Wednesday 29 July 2020

All About History and the Victorian Occult


All About History is a heavily-illustrated magazine from Future Publishing Ltd with mostly short articles containing basic information on miscellaneous subjects.  The cover story in issue 93 (August 2020) is ‘Victorian Occult’, subtitled ‘Lifting the shroud on the 19th century’s obsession with death and the afterlife.’  The tone is set by the question on the cover: ‘Was a morbid obsession with the paranormal fuelled by fraudsters?’ and the editorial line is that the individuals discussed were fraudulent, with no further discussion required.

‘Victorian Occult’ was written, apparently in haste, by Callum McKelvie (he has another article, ‘Atomic Spies’, in the same issue so he would have been busy).  He is billed as Features Editor on the magazine’s staff and therefore not someone with deep knowledge of the topics covered.  These are brief, badly linked, sprinkled with incorrect facts, and containing nothing that could not have been culled from a basic internet search, supplemented with quotes from respected scholar Simone Natale.

We begin naturally with the Fox sisters in 1848, and the first error (leaving aside the uncertainty over the children’s actual ages, McKelvie sticking with Wikipedia) is a lulu because Natale must have been interviewed over the phone and McKelvie misheard Hydesville, New York State, where it all began, as Huddersfield!  We move on to Maria B Hayden, who brought mediumship to England, Daniel Dunglas (spelled here Donglas) Home and Robert Browning’s attack on him in Mr. Sludge, "The Medium", and mediums Charles Williams and Frank Herne (spelled here Herme).  William Mumler’s spirit photography segues to voodoo and then to the Society for Psychical Research (note to editor: please tell your subs, if you have them, that it is ‘for’, not ‘For’).
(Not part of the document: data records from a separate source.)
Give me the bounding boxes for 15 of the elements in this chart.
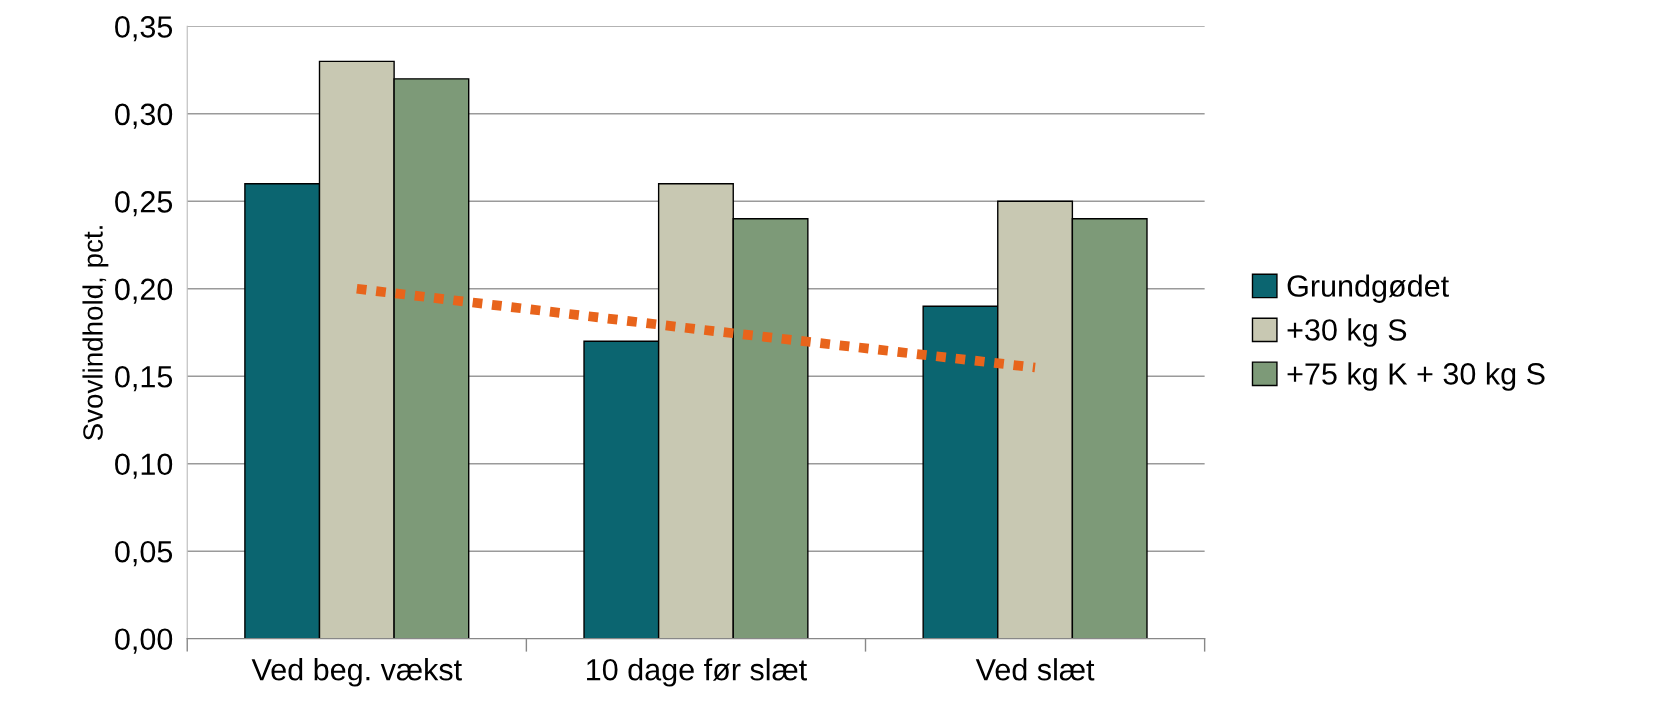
y-tick-label: 0,35 [115,16,173,42]
y-tick-label: 0,20 [115,278,173,304]
y-tick-label: 0,00 [115,628,173,654]
y-tick-label: 0,25 [115,191,173,217]
x-tick-label: Ved beg. vækst [251,658,462,687]
y-tick-label: 0,05 [115,540,173,567]
y-tick-label: 0,10 [115,453,173,479]
x-tick-label: Ved slæt [975,658,1095,681]
legend-label: Grundgødet [1287,274,1449,303]
legend-label: +30 kg S [1287,318,1407,347]
y-axis-title: Svovlindhold, pct. [82,226,109,441]
y-tick-label: 0,15 [115,365,173,392]
x-tick-label: 10 dage før slæt [587,658,807,687]
legend-label: +75 kg K + 30 kg S [1287,362,1545,391]
y-tick-label: 0,30 [115,103,173,129]
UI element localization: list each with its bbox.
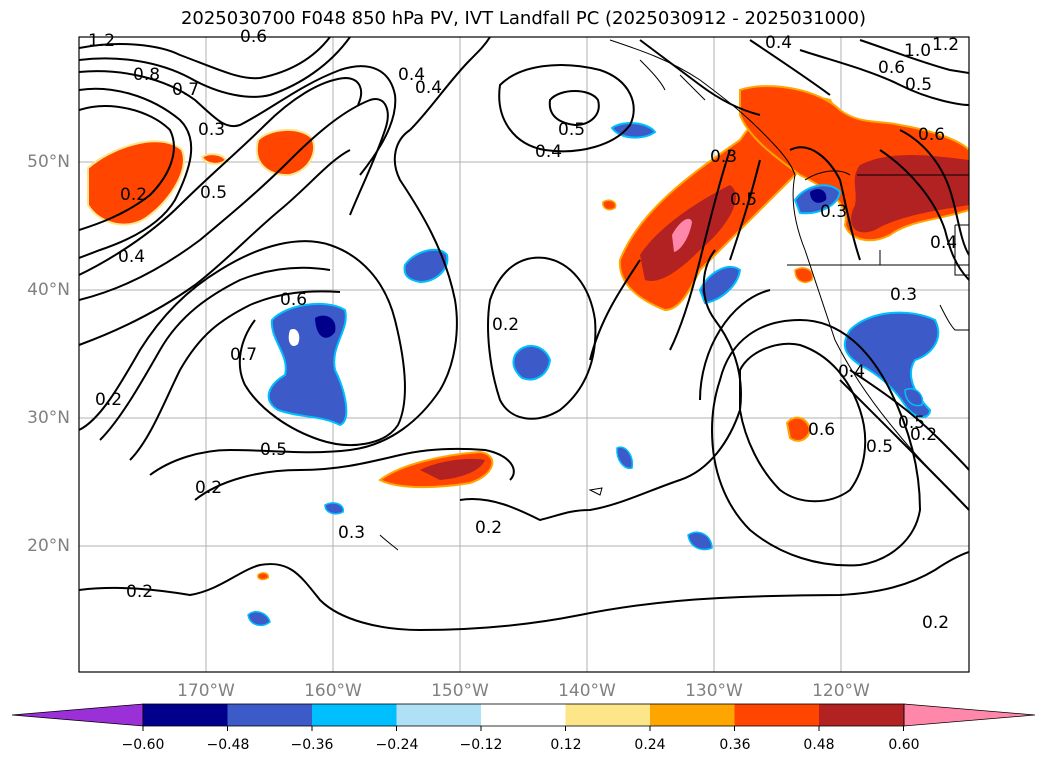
colorbar-tick-label: 0.12	[550, 737, 582, 753]
map-frame	[78, 36, 970, 673]
contour-label: 0.5	[730, 190, 757, 210]
map-title: 2025030700 F048 850 hPa PV, IVT Landfall…	[180, 8, 867, 29]
contour-label: 0.3	[338, 523, 365, 543]
lon-label: 150°W	[431, 681, 489, 701]
contour-label: 0.5	[260, 440, 287, 460]
contour-label: 0.3	[710, 147, 737, 167]
contour-label: 1.2	[88, 31, 115, 51]
colorbar-extend-high	[903, 703, 1036, 727]
contour-label: 0.3	[890, 285, 917, 305]
colorbar-tick-label: −0.12	[459, 737, 503, 753]
contour-label: 0.4	[415, 78, 442, 98]
contour-label: 0.7	[230, 345, 257, 365]
contour-label: 0.2	[120, 185, 147, 205]
lat-label: 50°N	[27, 152, 70, 172]
contour-label: 0.6	[280, 290, 307, 310]
contour-label: 0.8	[133, 65, 160, 85]
contour-label: 0.4	[838, 362, 865, 382]
contour-label: 0.7	[172, 80, 199, 100]
pv-contours	[79, 37, 969, 632]
positive-anomalies	[87, 85, 969, 581]
colorbar-outline	[142, 703, 905, 727]
contour-label: 0.5	[898, 413, 925, 433]
colorbar	[11, 703, 1036, 731]
contour-label: 0.2	[95, 390, 122, 410]
contour-label: 0.5	[866, 437, 893, 457]
lon-label: 130°W	[685, 681, 743, 701]
colorbar-tick-label: −0.60	[121, 737, 165, 753]
contour-label: 0.2	[475, 518, 502, 538]
lon-label: 140°W	[558, 681, 616, 701]
contour-label: 1.0	[904, 41, 931, 61]
contour-label: 0.6	[808, 420, 835, 440]
negative-anomalies	[247, 122, 940, 627]
contour-label: 0.2	[922, 613, 949, 633]
contour-label: 0.4	[930, 233, 957, 253]
contour-label: 0.2	[195, 478, 222, 498]
lon-label: 120°W	[812, 681, 870, 701]
colorbar-tick-label: −0.24	[375, 737, 419, 753]
lon-label: 160°W	[304, 681, 362, 701]
colorbar-tick-label: 0.48	[803, 737, 835, 753]
contour-label: 0.4	[535, 142, 562, 162]
colorbar-tick-label: −0.48	[206, 737, 250, 753]
contour-label: 0.2	[492, 315, 519, 335]
contour-label: 0.3	[820, 202, 847, 222]
lat-label: 30°N	[27, 408, 70, 428]
colorbar-tick-label: −0.36	[290, 737, 334, 753]
contour-label: 0.5	[905, 75, 932, 95]
lat-label: 40°N	[27, 280, 70, 300]
colorbar-tick-label: 0.24	[634, 737, 666, 753]
contour-label: 0.2	[910, 425, 937, 445]
colorbar-segment	[396, 704, 482, 726]
contour-label: 0.4	[118, 247, 145, 267]
contour-label: 0.4	[398, 65, 425, 85]
colorbar-segment	[565, 704, 651, 726]
colorbar-segment	[819, 704, 904, 726]
lat-label: 20°N	[27, 536, 70, 556]
colorbar-segment	[312, 704, 397, 726]
contour-label: 0.6	[918, 125, 945, 145]
contour-label: 0.5	[200, 183, 227, 203]
colorbar-tick-label: 0.36	[719, 737, 751, 753]
contour-label: 0.3	[198, 120, 225, 140]
colorbar-extend-low	[11, 703, 144, 727]
colorbar-tick-label: 0.60	[888, 737, 920, 753]
contour-label: 0.2	[126, 582, 153, 602]
contour-label: 0.6	[878, 58, 905, 78]
colorbar-segment	[481, 704, 566, 726]
contour-label: 0.5	[558, 120, 585, 140]
colorbar-segment	[227, 704, 313, 726]
contour-label: 1.2	[932, 35, 959, 55]
colorbar-segment	[734, 704, 820, 726]
contour-label: 0.4	[765, 33, 792, 53]
lon-label: 170°W	[177, 681, 235, 701]
colorbar-segment	[650, 704, 735, 726]
colorbar-segment	[143, 704, 228, 726]
contour-labels: 1.2 0.8 0.7 0.3 0.2 0.5 0.4 0.6 0.7 0.2 …	[88, 27, 959, 633]
coastlines	[379, 39, 969, 551]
In keeping with the negative tone of the article, the SPR is totally mischaracterised.  After noting that in Britain ‘the Spiritualist craze was in full-swing (sic),’ we are told the SPR ‘was founded in 1882 with the intention of investigating (“without prejudice or prepossession of any kind”) various paranormal phenomena and acted as an extremely fierce proponent of the movement.’  That statement could only have been written by someone ignorant of the SPR’s ‘no corporate views’ policy, to which it has adhered since its foundation, and unaware of the complex relationship the Society has always had with Spiritualists.

The Ghost Club is mentioned, Sir Arthur Conan Doyle, literary ghost stories, W T Stead, his assistant on Borderland Ada Goodrich Freer and her investigation of Ballechin House.  This sorry tale is used as a stick to beat the SPR, as McKelvie claims that because of criticism over her handling of the case, ‘rather than standing by one of their own, the Society For Psychical Research quickly disowned the clairvoyant and discredited all findings of the investigation,’ as if it acted dishonourably.  In fact she had behaved fraudulently and plagiarised material by Father Allan MacDonald, good reasons for the SPR to distance itself from her.

Then despite the title ‘Victorian Occult’ it’s on to the First World War, Sir Oliver Lodge and Raymond, Dennis Wheatley and Aleister Crowley, both it seems writing in the 1920s and ‘30s, and Anton LaVey’s Church of Satan.  Further comments from Natale bring it all up to the recent past with Most Haunted.  The main article is accompanied by two supplementary pages, one on ‘Ghost Stories’ (paragraphs on The Hammersmith Ghost, Spring-Heeled Jack, 50 Berkeley Square, the 1855 Devil’s Footprints and the Theatre Royal’s Man in Grey ghost), the other an interview with Alan Murdie about the Ghost Club.

This is a dreadful article, lazy, simplistic and error-strewn, shoehorning disparate strands of the paranormal into the convenient but unanalysed and uninformative catch-all ‘occult’, even though it does not apply to organisations like the SPR or the Ghost Club, or to the Spiritualist movement. Magazines like All About History are supposed to provide information while entertaining a general audience, not to misinform, and this mess does its readers a disservice.  Anyone tempted, as I was, to sport out £5.20 on the strength of the article would be well advised to save the money and check out more reliable sources (which do not include Wikipedia, Mr McKelvie), not least the SPR’s free online Psi Encyclopedia.